Meet Prartho Sereno, the fantastic poet

Beautiful Prartho

Coming closer to Thanksgiving makes me think of Prartho Sereno’s imaginative and fascinating poetry book: Causing a Stir: The secret lives and loves of kitchen utensils. Food is involved, you see. And love. The wonderful poems are complemented by paintings, also done by Prartho.

What I love about these poems is Prartho’s child-like grace, angelic and playful all at once. The poems delight and remind one of simple, beautiful things.  Prartho brings alive the fantastical lives of utensils disguised within the ordinary ones that we know.

We have the Dinner Fork wondering what it would be like to lead a different life. Devoted worker that he is, he never makes it back to the drawer but instead camps all night in the drainer. ‘In the moonlit hours, he sometimes wishes for a different life.’ The Teaspoon is everyone’s sweetheart. She’s the yielding one/ the Silver Queen of Yes. Even Magicians love her.

Her taste for all things

tart and sweet has led her

into every kind of affair–

through terraced tea fields

   and jungle plantations,

through every door that opens

       to the poet’s heart…

The Dinner Knife is the Prince of Understatement/of clean line and simple design/stands cool/ and tall/ in the kitchen heat… Prartho’s utensils have hidden lives to tell. The Butter Knife is a reincarnation. Previously was a set of bangles on the arm of a rich, sad woman. The Salad and Dessert Forks are ‘identical twins, perpetual teenagers who never stick around for a whole meal because they’re girl-crazy.’

The Pickle Fork was in a way cursed by his mother: Keep eating like that and you’ll wind up nothing but silver and bone. And that’s really what happened. As if that wasn’t enough, the Iced Teaspoon broke his heart, so he’s full of brine and croons vinegary love songs about the Iced Teaspoon’s ‘impenetrable wintry heart.’ But the Iced Teaspoon has her own story; she’s the bittersweet ballerina whose sole purpose is to come full circle again and again.

To read more about Prartho’s capable kitchen citizenry; the Measuring Spoons, Pastry Blender, Wooden Spoons, Sugar Spoon, Pie Server, Spatula, Soup Spoon, Barbecue Fork and so on, get yourself a copy from Amazon or get an autographed one from Prartho via her blog.

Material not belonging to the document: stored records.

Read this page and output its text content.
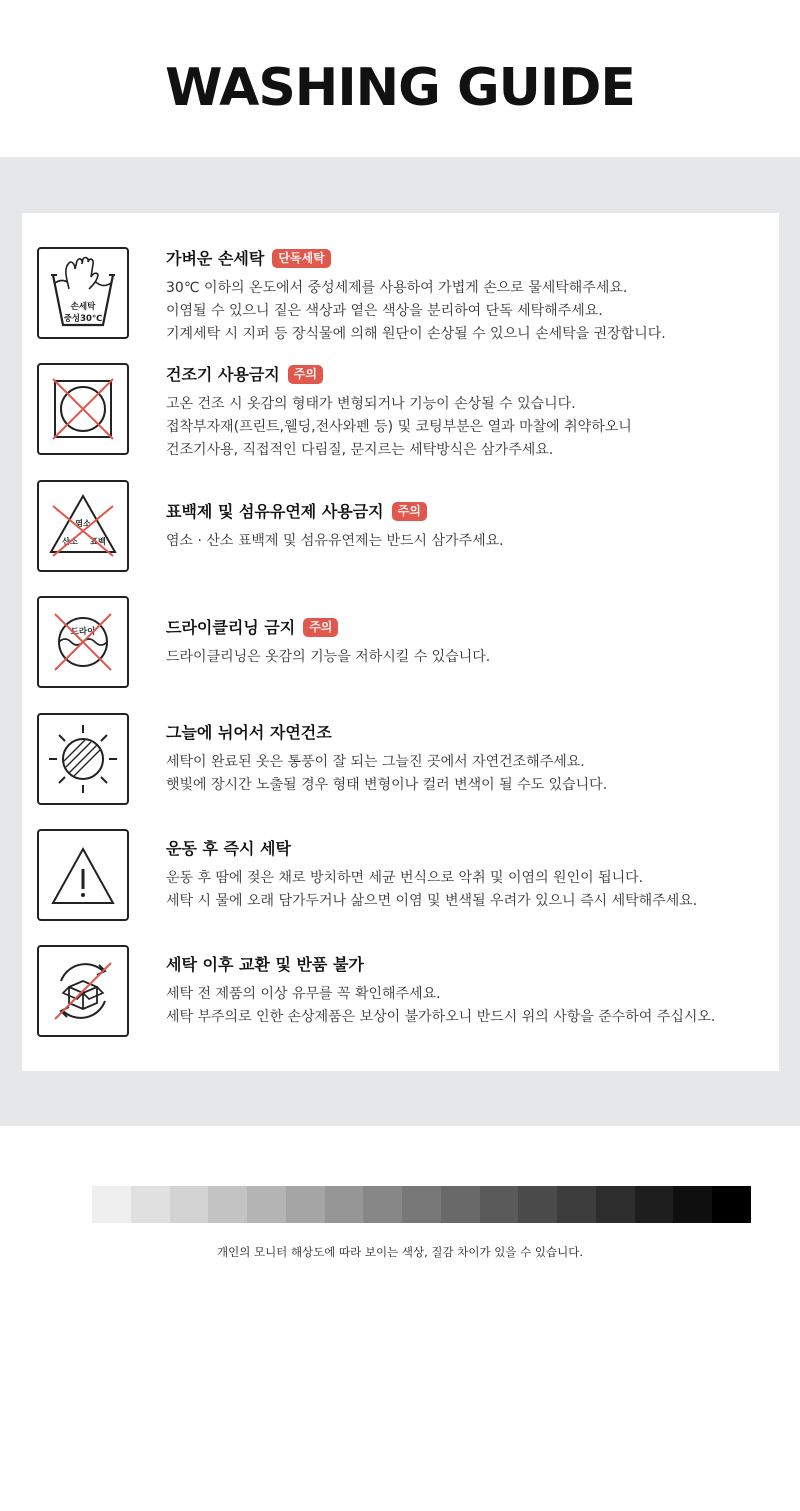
WASHING GUIDE
손세탁
중성30℃
가벼운 손세탁 단독세탁
30℃ 이하의 온도에서 중성세제를 사용하여 가볍게 손으로 물세탁해주세요.
이염될 수 있으니 짙은 색상과 옅은 색상을 분리하여 단독 세탁해주세요.
기계세탁 시 지퍼 등 장식물에 의해 원단이 손상될 수 있으니 손세탁을 권장합니다.
건조기 사용금지 주의
고온 건조 시 옷감의 형태가 변형되거나 기능이 손상될 수 있습니다.
접착부자재(프린트,웰딩,전사와펜 등) 및 코팅부분은 열과 마찰에 취약하오니
건조기사용, 직접적인 다림질, 문지르는 세탁방식은 삼가주세요.
염소
산소 표백
표백제 및 섬유유연제 사용금지 주의
염소 · 산소 표백제 및 섬유유연제는 반드시 삼가주세요.
드라이	드라이클리닝 금지 주의
드라이클리닝은 옷감의 기능을 저하시킬 수 있습니다.
그늘에 뉘어서 자연건조
세탁이 완료된 옷은 통풍이 잘 되는 그늘진 곳에서 자연건조해주세요.
햇빛에 장시간 노출될 경우 형태 변형이나 컬러 변색이 될 수도 있습니다.
운동 후 즉시 세탁
운동 후 땀에 젖은 채로 방치하면 세균 번식으로 악취 및 이염의 원인이 됩니다.
세탁 시 물에 오래 담가두거나 삶으면 이염 및 변색될 우려가 있으니 즉시 세탁해주세요.
세탁 이후 교환 및 반품 불가
세탁 전 제품의 이상 유무를 꼭 확인해주세요.
세탁 부주의로 인한 손상제품은 보상이 불가하오니 반드시 위의 사항을 준수하여 주십시오.
개인의 모니터 해상도에 따라 보이는 색상, 질감 차이가 있을 수 있습니다.
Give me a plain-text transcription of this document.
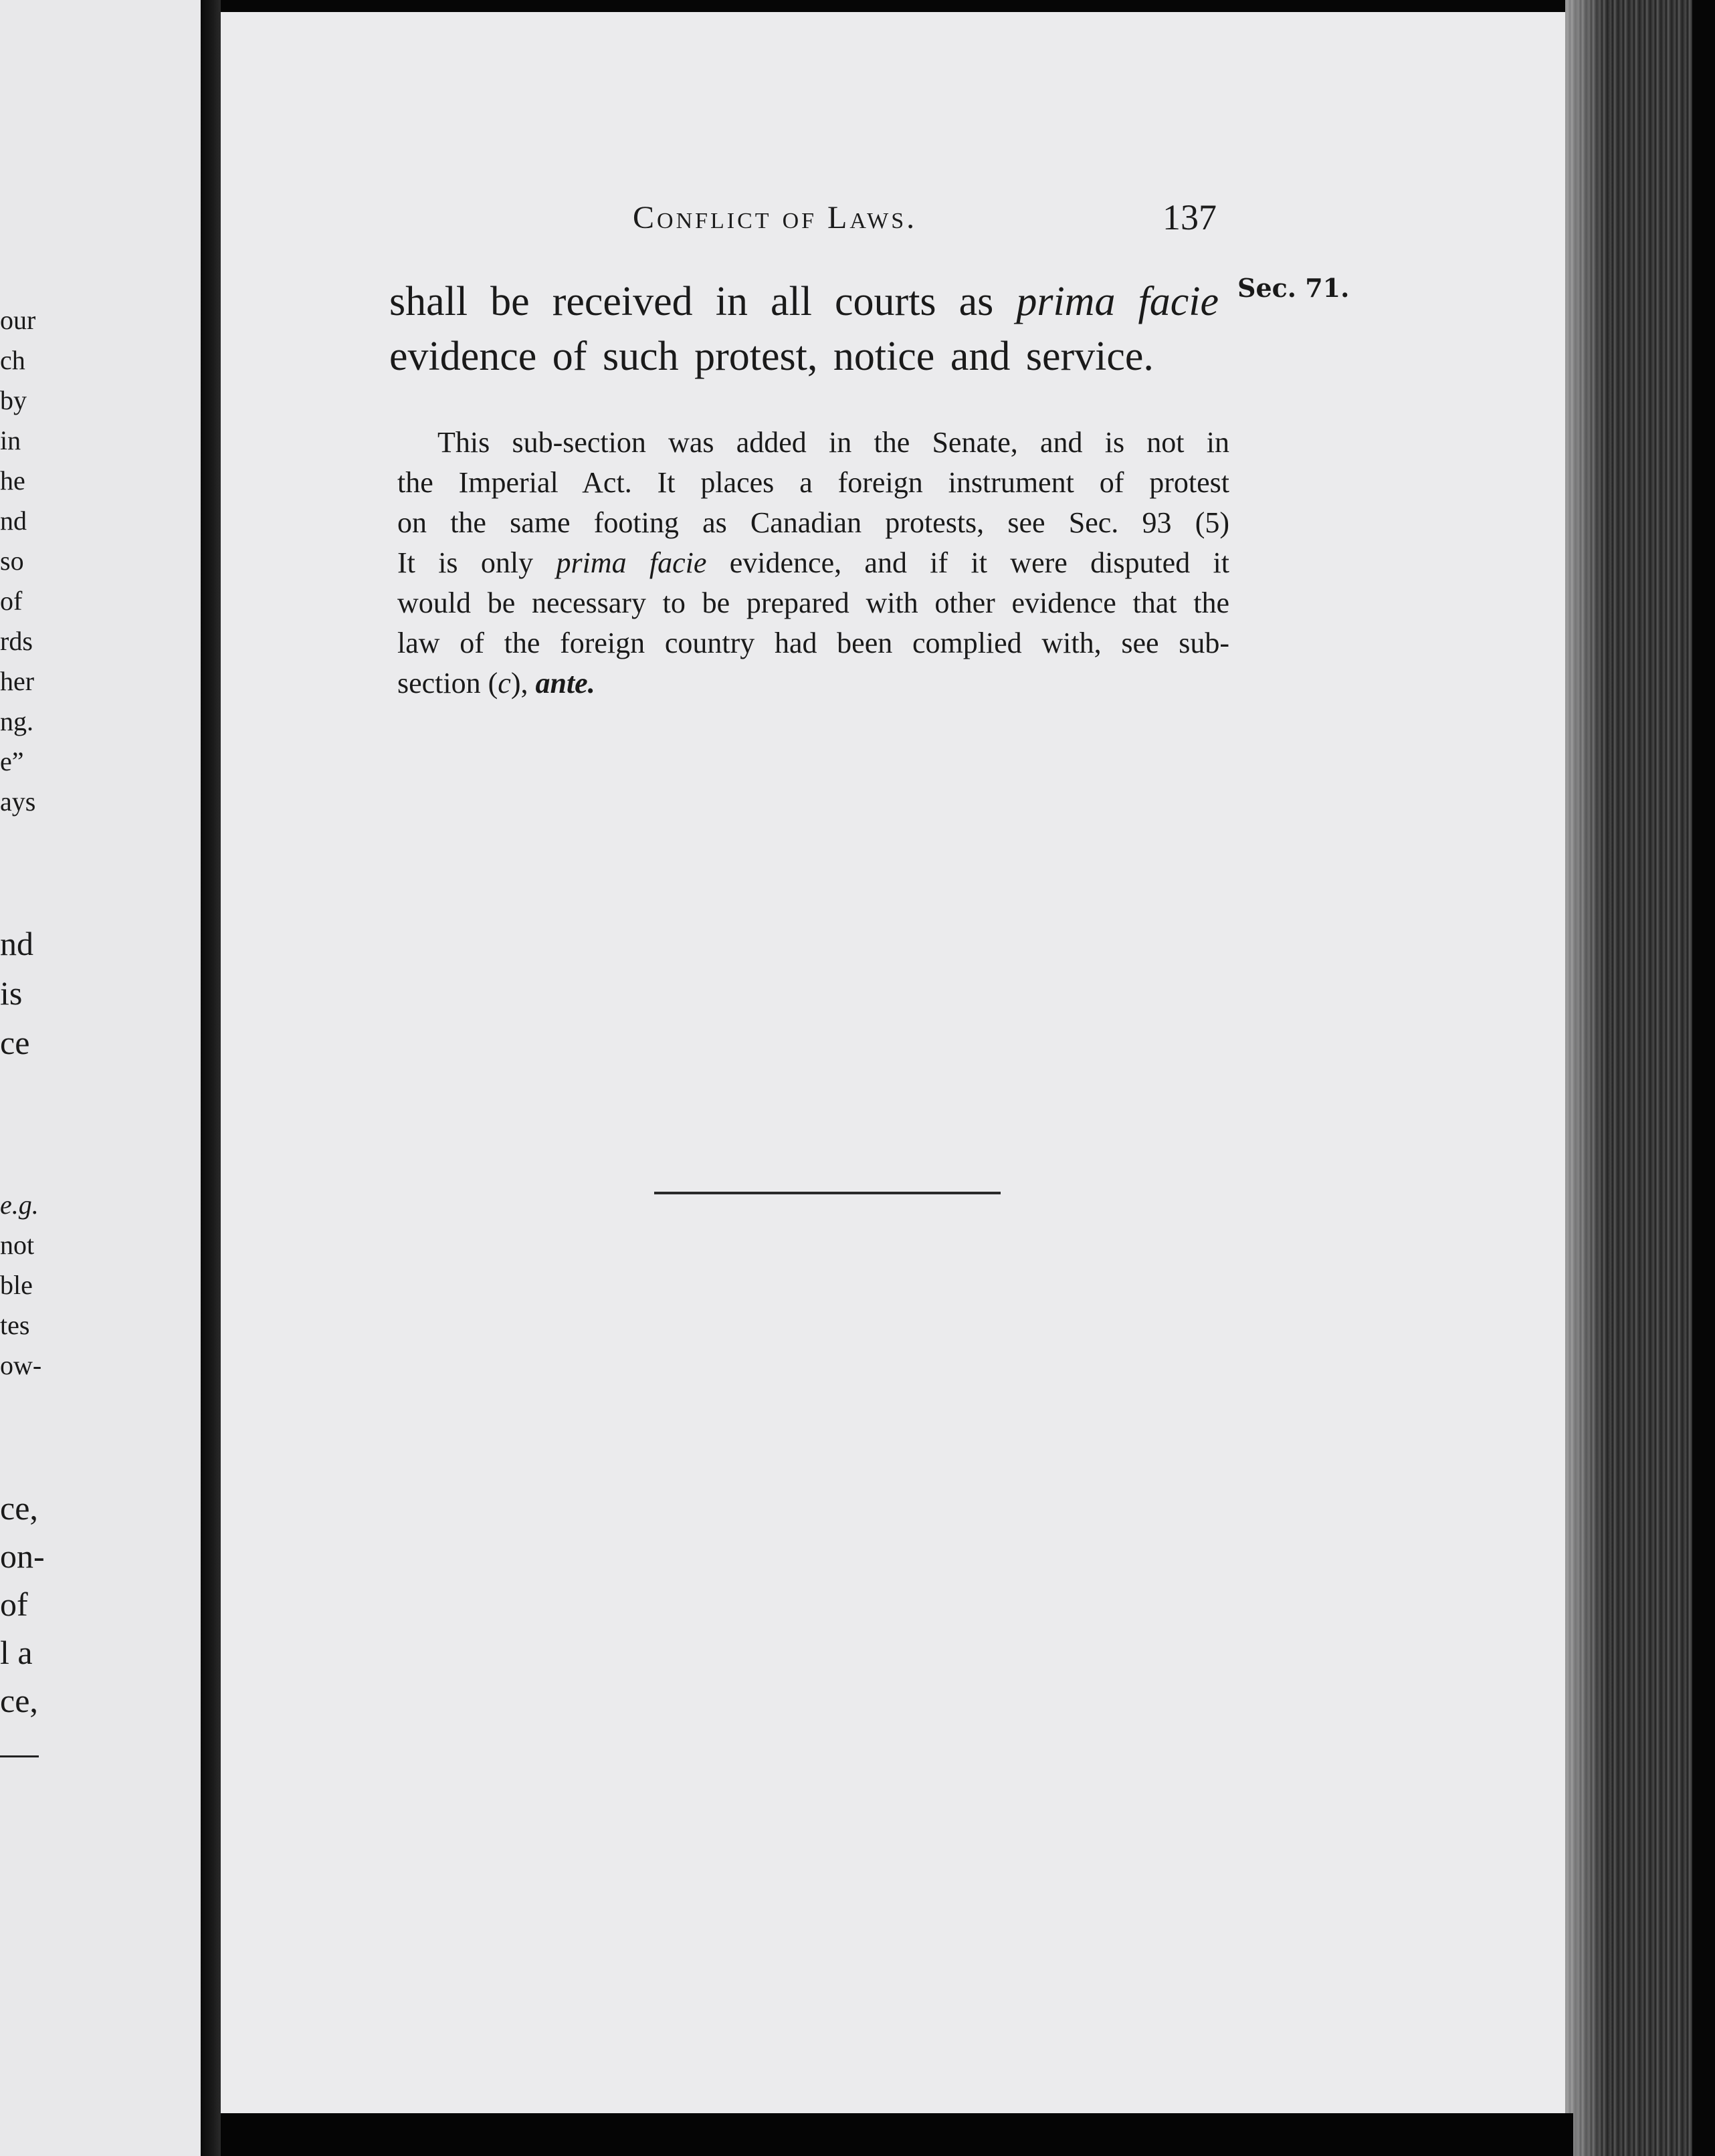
our
ch
by
in
he
nd
so
of
rds
her
ng.
e”
ays
nd
is
ce
e.g.
not
ble
tes
ow-
ce,
on-
of
l a
ce,
Conflict of Laws.	137
Sec. 71.
shall be received in all courts as prima facie
evidence of such protest, notice and service.
This sub-section was added in the Senate, and is not in
the Imperial Act. It places a foreign instrument of protest
on the same footing as Canadian protests, see Sec. 93 (5)
It is only prima facie evidence, and if it were disputed it
would be necessary to be prepared with other evidence that the
law of the foreign country had been complied with, see sub-
section (c), ante.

I’ll give you a taste of her two poems. Delicious, I promise. The Ice Cream Scoop and Dinner Fork, from the collection: Causing a Stir.

Ice Cream Scoop

You have to be open,

round and deep,

to hold a bowl of winter

in your hands.

You must gather yourself

inside your hooded cloak.

Become strong as steel

             and resolute.

For one day you will be taken

to the holy rivers: Peaches

and Cream, Cocoa-Loco,

Pistachio-Pomegranate Dream.

A mysterious hand

will push you in, instruct you

to bring back something

sweet and rich. Trusting you

to add a new note

to the cool, smooth hum of the world.

 

Dinner Fork

He coined the phrase Dig in!-

our upright, uptight, man of steel.

Devoted worker, never makes it

back to the drawer, camps instead

all night in the drainer. But in those

moonlit hours, he sometimes wishes

for a different life.

 

Not that he minds shouldering

a little extra weight. He’s glad

to be strong and direct. It’s just that

once in a while a souffle comes a long

that puts his head in the clouds for days.

 

And then there’s the story of Uncle Felix,

who went for a picnic and never came back.

He pictures his uncle in a bed of flowers

among the frogs and bees,

drunk on rainwater and shooting stars.

 

Yes, behind that stalwart stance,

the dinner fork is a dreamer.

Every winged fancy flocks

to roost in those long tines,

and they tangle there, hopelessly,

like spaghetti.

 

To read her other poems online, click.

Prartho’s publications include a collection of memoir-inspirational essays: Everyday Miracles: An A to Z Guide to the Simple Wonders of Life (Kensington, 1998),  a chapbook of poems, Garden Sutra, and an enchanting, award-winning collection of poems, Call from Paris (2007 Word Works Washington Prize). In addition to writing and teaching poetry, Prartho is in her second year MFA program (Poetry) at Syracuse University.